While the practice helps brokers offer cut-price or free trading, the SEC fears it may not produce the best prices for clients. The regulator’s research estimates that small investors are out of pocket by as much as $1.5bn annually, or 1.08 cents per $100 traded, because of what it describes as a “competition shortfall”.

Gensler said that in September, off-exchange trading accounted for 42 per cent of all equity dealing volume. Earlier data showed that this share was roughly a third in 2009. As much as 80 per cent of trading for some small-cap stocks recently was away from so-called “lit” venues such as exchanges.

While the SEC’s proposals would not ban payment for order flow, they would likely make it far less appealing for brokers and wholesalers alike.

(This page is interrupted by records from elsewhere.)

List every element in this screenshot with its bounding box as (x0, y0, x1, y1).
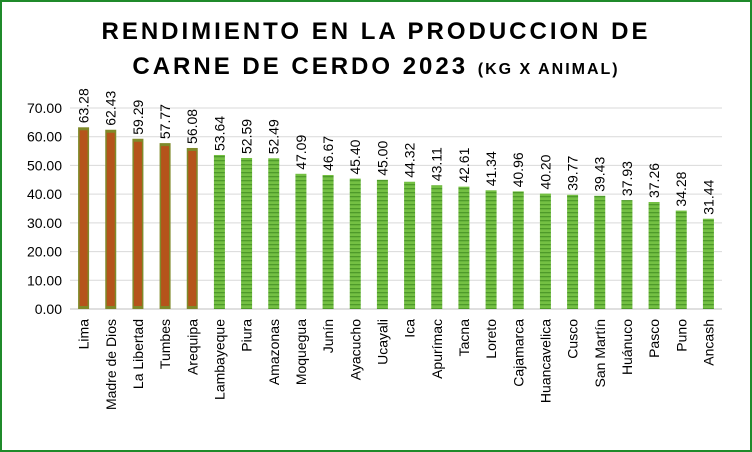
bar (404, 181, 416, 309)
bar (702, 218, 714, 309)
category-label: Cajamarca (510, 319, 526, 387)
category-label: Ucayali (374, 319, 390, 365)
bar (79, 130, 88, 306)
category-label: Tacna (456, 319, 472, 357)
bar (512, 191, 524, 309)
data-label: 63.28 (76, 88, 92, 123)
bar (648, 202, 660, 309)
bar (376, 179, 388, 309)
data-label: 39.43 (592, 157, 608, 192)
data-label: 45.40 (347, 139, 363, 174)
bar (322, 174, 334, 309)
category-label: Apurímac (429, 319, 445, 379)
category-label: Lima (76, 319, 92, 350)
bar (594, 195, 606, 309)
bar (133, 141, 142, 306)
y-tick-label: 40.00 (27, 186, 62, 202)
y-tick-label: 70.00 (27, 100, 62, 116)
y-tick-label: 30.00 (27, 215, 62, 231)
chart-title-unit: (KG X ANIMAL) (477, 61, 620, 78)
category-label: Loreto (483, 319, 499, 359)
data-label: 40.96 (510, 152, 526, 187)
bar (268, 158, 280, 309)
bar (295, 173, 307, 309)
category-label: San Martín (592, 319, 608, 387)
category-label: Ancash (700, 319, 716, 366)
y-tick-label: 20.00 (27, 244, 62, 260)
chart-title-line1: RENDIMIENTO EN LA PRODUCCION DE (101, 18, 651, 45)
data-label: 59.29 (130, 100, 146, 135)
category-label: Cusco (565, 319, 581, 359)
bar (161, 146, 170, 306)
data-label: 40.20 (537, 154, 553, 189)
bar (675, 210, 687, 309)
data-label: 37.26 (646, 163, 662, 198)
bar (431, 185, 443, 309)
category-label: Puno (673, 319, 689, 352)
y-tick-label: 10.00 (27, 272, 62, 288)
category-label: Tumbes (157, 319, 173, 369)
category-label: Huancavelica (537, 319, 553, 403)
category-label: Piura (239, 319, 255, 352)
category-label: Moquegua (293, 319, 309, 385)
category-label: Madre de Dios (103, 319, 119, 410)
category-label: Lambayeque (211, 319, 227, 400)
data-label: 52.59 (239, 119, 255, 154)
data-label: 31.44 (700, 179, 716, 214)
category-label: Huánuco (619, 319, 635, 375)
chart-title-line2: CARNE DE CERDO 2023 (KG X ANIMAL) (0, 53, 752, 81)
data-label: 41.34 (483, 151, 499, 186)
y-tick-label: 50.00 (27, 157, 62, 173)
data-label: 56.08 (184, 109, 200, 144)
bar (188, 150, 197, 306)
y-tick-label: 60.00 (27, 129, 62, 145)
data-label: 34.28 (673, 171, 689, 206)
category-label: Arequipa (184, 319, 200, 375)
bar (539, 193, 551, 309)
data-label: 47.09 (293, 135, 309, 170)
data-label: 39.77 (565, 156, 581, 191)
category-label: Ayacucho (347, 319, 363, 380)
data-label: 37.93 (619, 161, 635, 196)
bar (106, 132, 115, 306)
data-label: 62.43 (103, 90, 119, 125)
category-label: La Libertad (130, 319, 146, 389)
bar (349, 178, 361, 309)
data-label: 45.00 (374, 141, 390, 176)
data-label: 43.11 (429, 147, 445, 181)
data-label: 53.64 (211, 116, 227, 151)
bar (213, 154, 225, 309)
category-label: Pasco (646, 319, 662, 358)
category-label: Junín (320, 319, 336, 353)
bar (621, 200, 633, 309)
data-label: 44.32 (402, 142, 418, 177)
category-label: Ica (402, 319, 418, 338)
bar (241, 157, 253, 309)
bar (458, 186, 470, 309)
category-label: Amazonas (266, 319, 282, 385)
data-label: 52.49 (266, 119, 282, 154)
y-tick-label: 0.00 (35, 301, 62, 317)
data-label: 46.67 (320, 136, 336, 171)
bar (485, 190, 497, 309)
data-label: 42.61 (456, 147, 472, 182)
data-label: 57.77 (157, 104, 173, 139)
chart-title-main: CARNE DE CERDO 2023 (132, 53, 469, 80)
bar (567, 194, 579, 309)
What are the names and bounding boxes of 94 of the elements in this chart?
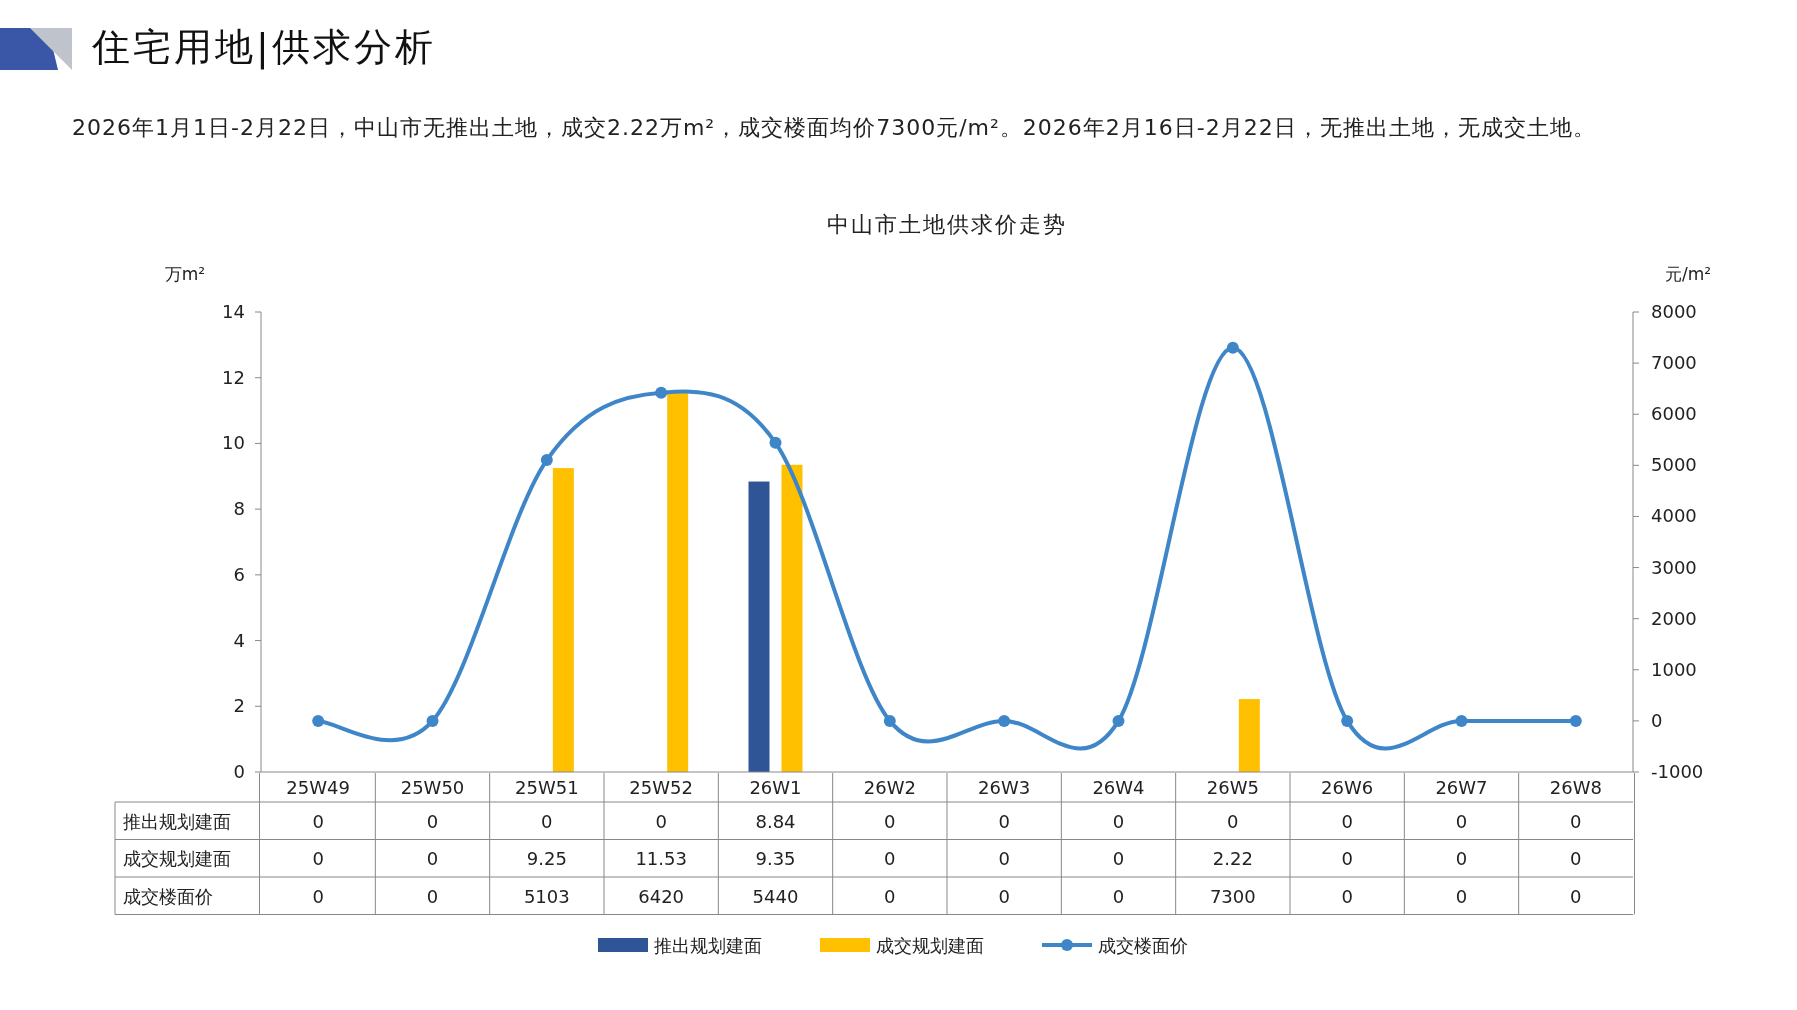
data-label: 0 [426,885,439,907]
bar [1238,699,1260,772]
y2-tick-label: 1000 [1651,658,1697,680]
chart-title: 中山市土地供求价走势 [827,212,1067,237]
x-tick-label: 26W3 [978,777,1031,798]
x-tick-label: 26W4 [1092,777,1145,798]
data-label: 0 [312,810,324,832]
point [655,386,668,399]
y2-axis-title: 元/m² [1664,264,1712,284]
y-tick-label: 4 [233,629,245,651]
y2-tick-label: 7000 [1651,352,1697,374]
data-label: 0 [1341,885,1353,907]
x-tick-label: 26W5 [1206,777,1259,798]
data-label: 0 [541,810,553,832]
x-tick-label: 26W8 [1549,777,1602,798]
x-tick-label: 25W49 [286,777,350,798]
point [426,714,439,727]
bar [748,481,770,772]
data-label: 6420 [638,885,685,907]
y-tick-label: 8 [233,498,245,520]
data-label: 0 [1455,885,1468,907]
data-label: 0 [426,810,439,832]
y-tick-label: 0 [233,761,245,782]
y2-tick-label: 0 [1651,709,1663,731]
x-tick-label: 25W51 [515,777,579,798]
y-tick-label: 6 [233,563,245,585]
data-label: 5103 [523,885,570,907]
y2-tick-label: 8000 [1651,301,1697,322]
text: 2026年1月1日-2月22日，中山市无推出土地，成交2.22万m²，成交楼面均价7300元/m²。2026年2月16日-2月22日，无推出土地，无成交土地。 [72,114,1597,142]
data-label: 0 [1570,885,1582,907]
data-label: 0 [1227,810,1239,832]
y-tick-label: 10 [222,432,245,454]
data-label: 0 [998,885,1010,907]
point [1341,714,1354,727]
data-label: 0 [998,848,1010,870]
text: 成交楼面价 [123,885,213,907]
data-label: 9.35 [755,848,796,870]
data-label: 0 [1112,810,1125,832]
data-label: 0 [312,848,324,870]
y2-tick-label: 5000 [1651,454,1697,476]
data-label: 0 [1112,848,1125,870]
x-tick-label: 25W50 [400,777,465,798]
y2-tick-label: 6000 [1651,403,1697,425]
data-label: 0 [1455,848,1468,870]
data-label: 0 [1341,848,1353,870]
point [1569,714,1582,727]
data-label: 0 [1455,810,1468,832]
data-label: 0 [998,810,1010,832]
point [998,714,1011,727]
data-label: 0 [1570,810,1582,832]
point [312,714,325,727]
data-label: 11.53 [635,848,687,870]
bar [781,464,803,772]
point [1455,714,1468,727]
y2-tick-label: -1000 [1651,761,1704,782]
y2-tick-label: 2000 [1651,607,1697,629]
data-label: 0 [884,810,896,832]
data-label: 0 [1570,848,1582,870]
data-label: 9.25 [526,848,567,870]
legend-label: 成交规划建面 [876,935,984,956]
point [540,454,553,467]
data-label: 0 [1112,885,1125,907]
x-tick-label: 26W1 [749,777,802,798]
x-tick-label: 26W2 [863,777,916,798]
y-tick-label: 12 [222,366,245,388]
data-label: 0 [312,885,324,907]
point [1112,714,1125,727]
y-axis-title: 万m² [164,264,206,284]
data-label: 2.22 [1212,848,1253,870]
data-label: 0 [1341,810,1353,832]
y2-tick-label: 4000 [1651,505,1697,527]
data-label: 0 [426,848,439,870]
x-tick-label: 25W52 [629,777,693,798]
point [769,436,782,449]
legend-label: 成交楼面价 [1098,935,1188,956]
text: 推出规划建面 [123,810,231,832]
x-tick-label: 26W7 [1435,777,1488,798]
data-label: 0 [655,810,667,832]
data-label: 0 [884,848,896,870]
x-tick-label: 26W6 [1321,777,1374,798]
y2-tick-label: 3000 [1651,556,1697,578]
text: 住宅用地|供求分析 [92,24,436,72]
data-label: 0 [884,885,896,907]
y-tick-label: 14 [222,301,245,322]
y-tick-label: 2 [233,695,245,717]
bar [667,393,689,772]
bar [552,468,574,772]
point [883,714,896,727]
legend-label: 推出规划建面 [654,935,762,956]
data-label: 8.84 [755,810,796,832]
data-label: 5440 [752,885,799,907]
point [1226,341,1239,354]
data-label: 7300 [1209,885,1256,907]
text: 成交规划建面 [123,848,231,870]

If a majority of SEC commissioners vote to release them on Wednesday, the proposals will be open for comment until at least March 31.

Commissioners began Wednesday’s meeting by approving a final rule that will force company executives to wait 90 days to sell shares after establishing so-called 10b5-1 plans, which are designed to enable automatic stock sales while adhering to insider trading rules.

The cooling-off period would end a controversial practice in which executives sell stock days after creating a plan, raising suspicion that they may have acted with inside information.

SEC commissioner Hester Peirce said the revised rule would allow insiders “to trade without fear of liability while making it more difficult to misuse the rules”.